Sinatra, Sr. was incensed. Stealing his son was one thing. Calling him a publicity hound was another.

In the press gallery, one wiseacre stage-whispered to another, "Do you think Sinatra will be acquitted?"

Root told the jury the case hinged upon "not who committed the crime, but whether a crime was committed."

In the end, the defense failed.

All three defendants were convicted, and Judge William East lowered the boom. Keenan and Amsler got life plus 75 years, and Irwin got 16 years.

But the circus played on.

Under federal prison guidelines, Keenan qualified for a psychiatric evaluation, which was conducted in Missouri. The prison shrink set prosecutors to gnashing their teeth when he ruled that Keenan's judgment was so clouded by Percodan addiction at the time of the abduction that he likely was insane.
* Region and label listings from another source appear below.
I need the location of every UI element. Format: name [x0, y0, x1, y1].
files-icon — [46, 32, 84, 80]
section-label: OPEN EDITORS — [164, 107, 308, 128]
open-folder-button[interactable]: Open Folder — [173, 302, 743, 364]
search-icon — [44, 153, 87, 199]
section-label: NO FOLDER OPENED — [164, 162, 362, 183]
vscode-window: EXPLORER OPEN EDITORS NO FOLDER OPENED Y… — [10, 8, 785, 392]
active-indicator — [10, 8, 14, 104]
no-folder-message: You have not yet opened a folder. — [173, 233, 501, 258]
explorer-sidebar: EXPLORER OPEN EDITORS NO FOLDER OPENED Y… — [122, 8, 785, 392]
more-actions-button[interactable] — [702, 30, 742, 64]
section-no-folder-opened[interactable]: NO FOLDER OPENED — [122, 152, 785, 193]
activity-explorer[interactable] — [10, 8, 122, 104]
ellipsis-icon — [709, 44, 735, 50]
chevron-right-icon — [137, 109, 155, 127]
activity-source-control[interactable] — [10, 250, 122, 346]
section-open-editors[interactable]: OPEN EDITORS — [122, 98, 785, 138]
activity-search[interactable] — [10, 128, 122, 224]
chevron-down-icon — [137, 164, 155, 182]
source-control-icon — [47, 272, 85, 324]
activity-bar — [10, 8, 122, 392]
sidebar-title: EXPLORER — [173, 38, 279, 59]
Judge East was compelled to reduce the sentences of Amsler and Keenan to 24 years, and a picayune technicality further diminished their time.

As a result, under the liberal parole protocols of the 1960s, both Amsler and Irwin were released after just 3 ½ years. Keenan, the brains of the operation, walked free a year later.

Remarkably, Dean Torrence, the rock star who financed the kidnapping, escaped punishment.

Torrence told L.A. Weekly that he didn't believe Keenan was really going to kidnap Sinatra, Jr.

"I don't think I ever took him seriously," Torrence said. "It was so insane."